La satira é politica

“La satira politica è una forma di comunicazione tipica della modernità, cresciuta con la società di massa e con la libertà di stampa tra gli estremi dell’ironia e dell’aggressività, verbale e figurata.”
Un diluvio di giornali è il naturale sbocco della certosina opera di catalogazione messa in atto dal centro APICE dell’Università degli Studi di Milano: migliaia di immagini, dodicimila per la precisione, selezionate tra quelle pubblicate dalle più importanti riviste illustrate di tutta europa. Il fine ultimo del progetto è operare una prima comparazione di livello accademico tra testate satiriche italiane francesi e tedesche, dando luogo ad un confronto tra modi, caratteri e stili del disegno satirico europeo. In un arco di tempo breve per la storia ma molto prolifico per il giornalismo satirico, circa sessant’anni, il libro pone i contrasti tra vedute politiche e sociali come base fondante della comparazione, partendo dalle contrapposizioni figlie della Repubblica Romana di Mazzini e arrivando all’affermazione prima iconografica che politica avuta dal fascismo, passando per i temi forti della modernità e della lotta capitale-lavoro e per la prima guerra mondiale, con il fenomeno delle testate edite dai soldati in trincea.

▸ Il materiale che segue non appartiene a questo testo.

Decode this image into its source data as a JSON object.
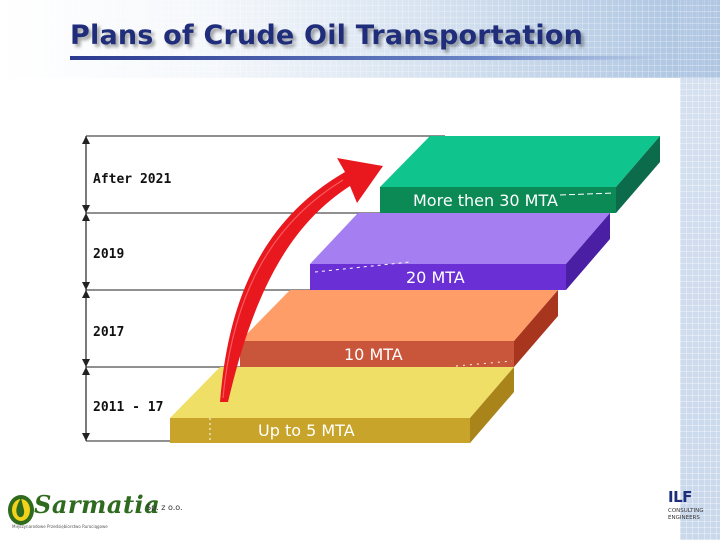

Paradossalmente lo scenario italiano pare più immutabile, il Don Pirlone, giornale edito nel 1848 e 1849 pro-Repubblica Romana non è altri che l’antenato dell’Asino, periodico satirico di matrice socialista, mentre Il Mulo, periodico reazionario e grande nemico dell’Asino, discende dal periodico curiosamente intitolato “Grande Riunione tenuta nella sala dell’Ex Circolo Popolare in Roma”.

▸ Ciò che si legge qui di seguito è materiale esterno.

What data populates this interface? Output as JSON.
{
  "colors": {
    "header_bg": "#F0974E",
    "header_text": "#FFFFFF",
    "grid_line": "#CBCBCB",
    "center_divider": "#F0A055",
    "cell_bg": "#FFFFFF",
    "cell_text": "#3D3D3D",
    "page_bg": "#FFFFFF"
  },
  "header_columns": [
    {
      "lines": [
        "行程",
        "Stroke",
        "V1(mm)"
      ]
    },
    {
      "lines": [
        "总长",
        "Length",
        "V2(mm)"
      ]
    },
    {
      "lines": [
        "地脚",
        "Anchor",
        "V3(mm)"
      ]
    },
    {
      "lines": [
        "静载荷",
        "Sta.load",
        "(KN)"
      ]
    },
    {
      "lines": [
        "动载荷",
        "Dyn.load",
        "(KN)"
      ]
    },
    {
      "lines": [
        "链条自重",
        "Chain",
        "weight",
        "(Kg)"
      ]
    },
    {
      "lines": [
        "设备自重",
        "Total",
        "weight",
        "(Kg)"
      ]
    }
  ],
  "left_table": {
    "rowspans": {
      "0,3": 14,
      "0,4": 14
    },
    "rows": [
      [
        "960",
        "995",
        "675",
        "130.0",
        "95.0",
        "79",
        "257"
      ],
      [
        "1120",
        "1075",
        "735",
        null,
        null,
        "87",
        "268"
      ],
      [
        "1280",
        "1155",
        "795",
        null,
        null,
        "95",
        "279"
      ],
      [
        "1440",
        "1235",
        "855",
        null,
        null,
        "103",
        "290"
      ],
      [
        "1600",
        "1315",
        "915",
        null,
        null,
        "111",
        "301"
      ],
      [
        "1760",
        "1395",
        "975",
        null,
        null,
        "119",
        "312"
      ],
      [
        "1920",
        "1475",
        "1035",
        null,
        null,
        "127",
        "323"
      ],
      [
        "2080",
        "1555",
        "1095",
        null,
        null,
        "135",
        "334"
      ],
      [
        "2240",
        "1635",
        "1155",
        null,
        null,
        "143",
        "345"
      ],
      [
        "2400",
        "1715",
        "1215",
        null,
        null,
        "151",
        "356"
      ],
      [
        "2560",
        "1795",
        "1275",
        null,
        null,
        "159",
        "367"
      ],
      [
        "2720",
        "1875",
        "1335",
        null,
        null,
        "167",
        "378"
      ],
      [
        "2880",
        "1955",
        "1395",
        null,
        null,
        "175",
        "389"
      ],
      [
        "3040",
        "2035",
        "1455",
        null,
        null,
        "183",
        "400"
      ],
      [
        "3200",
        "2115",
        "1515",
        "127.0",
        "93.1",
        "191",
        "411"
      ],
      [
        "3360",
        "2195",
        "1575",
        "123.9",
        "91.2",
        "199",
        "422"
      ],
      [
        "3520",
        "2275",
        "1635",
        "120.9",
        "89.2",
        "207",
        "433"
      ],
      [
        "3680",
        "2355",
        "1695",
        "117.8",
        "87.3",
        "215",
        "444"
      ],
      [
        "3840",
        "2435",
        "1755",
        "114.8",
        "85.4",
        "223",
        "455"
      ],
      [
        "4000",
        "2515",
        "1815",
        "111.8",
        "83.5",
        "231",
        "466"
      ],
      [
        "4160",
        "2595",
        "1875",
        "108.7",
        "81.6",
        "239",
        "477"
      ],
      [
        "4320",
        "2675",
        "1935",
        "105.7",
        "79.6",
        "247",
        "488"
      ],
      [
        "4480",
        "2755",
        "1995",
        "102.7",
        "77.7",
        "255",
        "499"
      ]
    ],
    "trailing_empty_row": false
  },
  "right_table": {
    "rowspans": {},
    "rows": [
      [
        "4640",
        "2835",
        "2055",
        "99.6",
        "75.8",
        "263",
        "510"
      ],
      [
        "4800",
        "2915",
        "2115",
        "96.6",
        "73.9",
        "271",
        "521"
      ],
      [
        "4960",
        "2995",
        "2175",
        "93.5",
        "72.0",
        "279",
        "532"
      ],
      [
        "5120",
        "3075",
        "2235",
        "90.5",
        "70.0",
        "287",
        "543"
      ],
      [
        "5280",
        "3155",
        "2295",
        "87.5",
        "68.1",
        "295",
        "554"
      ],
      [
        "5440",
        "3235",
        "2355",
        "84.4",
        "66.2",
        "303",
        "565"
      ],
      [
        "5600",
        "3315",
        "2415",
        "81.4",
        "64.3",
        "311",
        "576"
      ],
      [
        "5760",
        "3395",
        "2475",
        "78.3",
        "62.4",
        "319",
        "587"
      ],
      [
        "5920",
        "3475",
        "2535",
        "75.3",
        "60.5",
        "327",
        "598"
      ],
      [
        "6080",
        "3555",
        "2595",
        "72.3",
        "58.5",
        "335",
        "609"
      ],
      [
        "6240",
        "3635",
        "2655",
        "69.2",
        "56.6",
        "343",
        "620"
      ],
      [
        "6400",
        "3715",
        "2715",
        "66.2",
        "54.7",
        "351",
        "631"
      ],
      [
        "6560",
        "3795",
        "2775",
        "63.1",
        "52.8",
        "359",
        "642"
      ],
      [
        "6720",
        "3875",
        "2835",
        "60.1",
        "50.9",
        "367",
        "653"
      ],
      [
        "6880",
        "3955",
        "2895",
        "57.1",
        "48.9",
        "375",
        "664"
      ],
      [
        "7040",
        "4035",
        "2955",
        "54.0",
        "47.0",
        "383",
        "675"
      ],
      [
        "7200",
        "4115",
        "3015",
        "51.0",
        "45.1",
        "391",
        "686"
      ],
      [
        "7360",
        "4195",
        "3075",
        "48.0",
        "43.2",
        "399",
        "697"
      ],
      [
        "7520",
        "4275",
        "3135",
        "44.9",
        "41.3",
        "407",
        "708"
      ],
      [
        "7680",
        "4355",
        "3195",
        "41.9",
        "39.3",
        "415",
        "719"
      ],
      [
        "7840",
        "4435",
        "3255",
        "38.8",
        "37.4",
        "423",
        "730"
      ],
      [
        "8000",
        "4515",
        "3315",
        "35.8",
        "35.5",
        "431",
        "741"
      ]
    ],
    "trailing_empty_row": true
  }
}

Il contrasto è chiaramente politico, l’universo simbolico a cui fanno riferimento attinge ad immagini stereotipate, come il Capitalista grasso e schiavista dei fogli operaisti, il leader socialista che usa i soldi del partito per abbuffarsi e bere champagne delle testate conservatrici, ma si nota come i grandi protagonisti della politica dell’epoca siano conosciuti ed il loro aspetto risaputo al pubblico: appaiono Mazzini, Garibaldi e altri personaggi storici sotto forma di caricatura. È chiaro come sia ancora lontano l’avvento del politically correct, non esiste fair play, i nemici di partito vengono accusati di qualsiasi nefandezza, anche nei lunghi articoli, vere e proprie invettive, che si alternano alle immagini. Il massimo dello scontro è sul tema religioso: Don Pirlone e l’Asino sono su posizioni fortemente anti-clericali, con le prime accuse di pedofilia rivolte ai componenti del clero.

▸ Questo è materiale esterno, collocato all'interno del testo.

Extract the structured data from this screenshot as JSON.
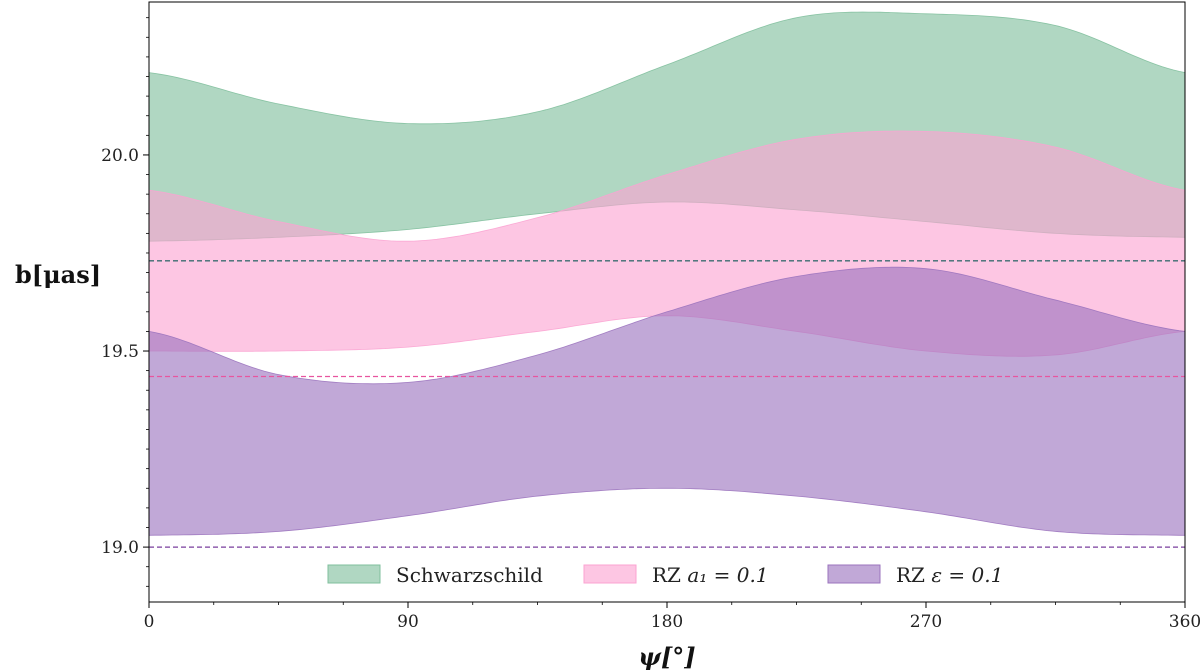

Le riviste straniere L’Assiette au Beurre (francese) e Simplicissimus (tedesca), mostrano più cura dell’immagine, denotano un salto di qualità anche nella produzione artistica, ma soprattutto danno molto più spazio all’immagine, la quale domina sui testi. Entrambe si muovono all’interno dei conflitti del primo novecento: lo scontro capitale – lavoro, visto in chiave proletaria, l’utilizzo dello stereotipo del capitalista sfruttatore sulle masse lavoratrici per L’Assiette, il tema della modernità, dell’avanzata inarrestabile dell’industria visto in ottica quasi positivista da parte del Simplicissimus. Da queste diverge Le Mot, francese, l’ultimo periodico satirico straniero preso in esame, dalla vita breve ma dal notevole impatto, poiché nasce durante un avvenimento nuovo e doloroso: la prima guerra mondiale. Come entrambe le riviste straniere, punta forte sull’immagine a discapito del testo, ma soprattutto introduce una nuova forma di comunicazione: satira militante, cioè propagandismo anti-germanico per definizione e contingenza, ma anche denuncia dei piccoli torti subiti dai soldati al fronte. Per far ciò si sceglie l’utilizzo di una serialità dell’immagine, vere e proprie rubriche come le Atrocitès, le quali dipingono scanzonatamente l’orrore ricorrente della guerra.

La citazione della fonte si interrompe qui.